Horticulture body AUSVEG is urgently calling on the ACCC to investigate the behaviour of Woolworths, who are allegedly seeking enormous contributions from Australia’s horticulturalists to pay for their Jamie Oliver campaign.

According to AUSVEG, Woolworths are demanding hundreds of thousands of dollars from individual growers around Australia to fund their new campaign.

The payment is in the form of a new 40c per crate charge on top of the 2.5 – 5 per cent fee growers are already required to pay Woolworths for them to market and promote their produce.

Growers around the country are being given no undertaking from Woolworths on what return they will see from the additional funds they are being asked to provide to fund the promotion.

AUSVEG today held a press conference with Independent South Australian Senator Nick Xenophon, a long-time supporter of the Australian vegetable and potato industries, to expose Woolworths’ behaviour.

“AUSVEG is alarmed at the way that Woolworths is squeezing its suppliers for more cash and are outraged at the way that the company is behaving,” said AUSVEG Acting CEO, William Churchill.

According to AUSVEG, growers around the country are frightened that if they do not comply with these requests to fund the campaign their business with the country’s biggest supermarket will be blacklisted and they will start to receive fewer orders for produce, or be struck out altogether.

“It’s astounding for a company that posted a $1.32 billion net profit in February and employs 190,000 staff to be going back to already squeezed farmers and asking them to cough up more money to pay for promotions,” Churchill said.

“Australia’s farmers cannot afford to fund Woolworths’ marketing campaigns and expectations that growers should contribute more are totally unreasonable.
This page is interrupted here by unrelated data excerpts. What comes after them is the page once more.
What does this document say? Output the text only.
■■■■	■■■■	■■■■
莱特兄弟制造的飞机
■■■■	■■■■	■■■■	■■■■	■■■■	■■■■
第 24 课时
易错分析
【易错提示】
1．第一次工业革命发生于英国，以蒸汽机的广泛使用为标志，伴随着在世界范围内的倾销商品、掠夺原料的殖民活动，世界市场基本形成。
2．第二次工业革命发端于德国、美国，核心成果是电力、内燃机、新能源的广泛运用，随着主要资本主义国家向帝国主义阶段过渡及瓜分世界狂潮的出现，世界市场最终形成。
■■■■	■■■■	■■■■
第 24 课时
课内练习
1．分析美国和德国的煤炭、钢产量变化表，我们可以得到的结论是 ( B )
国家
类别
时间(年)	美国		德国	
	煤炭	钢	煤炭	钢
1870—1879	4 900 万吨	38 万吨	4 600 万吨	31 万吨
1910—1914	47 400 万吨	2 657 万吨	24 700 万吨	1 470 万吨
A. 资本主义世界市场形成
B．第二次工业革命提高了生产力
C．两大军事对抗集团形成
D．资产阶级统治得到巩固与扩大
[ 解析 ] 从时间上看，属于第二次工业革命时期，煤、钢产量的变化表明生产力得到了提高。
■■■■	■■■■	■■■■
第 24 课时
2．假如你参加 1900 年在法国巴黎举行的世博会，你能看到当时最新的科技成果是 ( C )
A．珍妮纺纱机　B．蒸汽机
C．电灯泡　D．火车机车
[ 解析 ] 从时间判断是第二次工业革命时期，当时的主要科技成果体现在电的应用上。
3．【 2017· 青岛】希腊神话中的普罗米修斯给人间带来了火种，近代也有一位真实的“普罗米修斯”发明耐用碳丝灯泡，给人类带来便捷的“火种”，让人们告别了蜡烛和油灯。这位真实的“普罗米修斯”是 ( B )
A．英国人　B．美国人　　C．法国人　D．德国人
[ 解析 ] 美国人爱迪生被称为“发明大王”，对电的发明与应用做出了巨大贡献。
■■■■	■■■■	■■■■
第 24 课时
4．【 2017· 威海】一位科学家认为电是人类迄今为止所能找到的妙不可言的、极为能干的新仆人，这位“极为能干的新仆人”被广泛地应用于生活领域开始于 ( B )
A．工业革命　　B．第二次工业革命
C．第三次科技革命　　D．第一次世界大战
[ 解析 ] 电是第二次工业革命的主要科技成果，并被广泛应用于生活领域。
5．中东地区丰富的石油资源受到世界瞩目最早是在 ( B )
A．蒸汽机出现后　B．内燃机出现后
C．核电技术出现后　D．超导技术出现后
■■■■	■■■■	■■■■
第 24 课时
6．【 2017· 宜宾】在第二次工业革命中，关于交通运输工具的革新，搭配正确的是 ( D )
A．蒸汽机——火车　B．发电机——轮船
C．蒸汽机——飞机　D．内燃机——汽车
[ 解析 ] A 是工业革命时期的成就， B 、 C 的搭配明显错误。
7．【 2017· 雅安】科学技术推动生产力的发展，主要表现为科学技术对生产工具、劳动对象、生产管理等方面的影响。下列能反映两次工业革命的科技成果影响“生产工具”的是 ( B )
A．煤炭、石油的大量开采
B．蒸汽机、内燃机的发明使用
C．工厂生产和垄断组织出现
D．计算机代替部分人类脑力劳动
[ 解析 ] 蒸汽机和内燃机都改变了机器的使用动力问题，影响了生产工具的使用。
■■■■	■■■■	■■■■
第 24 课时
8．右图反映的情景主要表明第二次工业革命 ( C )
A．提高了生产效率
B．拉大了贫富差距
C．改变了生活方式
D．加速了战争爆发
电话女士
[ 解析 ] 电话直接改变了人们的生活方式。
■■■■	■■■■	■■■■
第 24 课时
The ACCC must immediately investigate” said Mr Churchill.

A statement from Woolworths said "It’s disappointing that Senator Xenophon and Ausveg didn’t contact us."
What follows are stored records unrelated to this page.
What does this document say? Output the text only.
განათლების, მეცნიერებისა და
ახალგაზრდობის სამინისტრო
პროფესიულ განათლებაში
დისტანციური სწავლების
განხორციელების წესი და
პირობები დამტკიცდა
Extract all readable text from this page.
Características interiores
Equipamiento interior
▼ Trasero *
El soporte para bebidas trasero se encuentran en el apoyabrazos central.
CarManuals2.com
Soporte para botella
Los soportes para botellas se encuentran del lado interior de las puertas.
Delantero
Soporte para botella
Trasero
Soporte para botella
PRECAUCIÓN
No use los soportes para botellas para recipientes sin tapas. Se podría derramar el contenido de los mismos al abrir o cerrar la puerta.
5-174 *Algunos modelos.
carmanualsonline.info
"We could have explained that the contribution was entirely voluntary, how around half our suppliers chose to work with us on the campaign which benefits the whole fruit and vegetable industry and how participating growers are paying less than 2 per cent of the cost of a case of produce."

The news comes a month after the ACCC took Coles to Federal Court claiming the supermarket giant broke Consumer Law in conduct in relation to its Active Retail Collaboration (ACR) program.

The ACR program was developed by Coles in 2011 to improve earnings by obtaining better trading terms from its suppliers. It’s alleged one of the ways Coles sought to improve earnings was through the introduction of ongoing rebates to be paid by its suppliers in connection with the Coles ARC program, based on purported benefits to large and small suppliers that Coles asserted had resulted from changes Coles had made to its supply chain.

The ACCC alleges that in relation to 200 of its smaller suppliers, Coles required agreement by the supplier to the rebate within a matter of days.  If these suppliers declined to agree to pay the rebate, Coles personnel were allegedly instructed to escalate the matter to more senior staff, and to threaten commercial consequences if the supplier did not agree.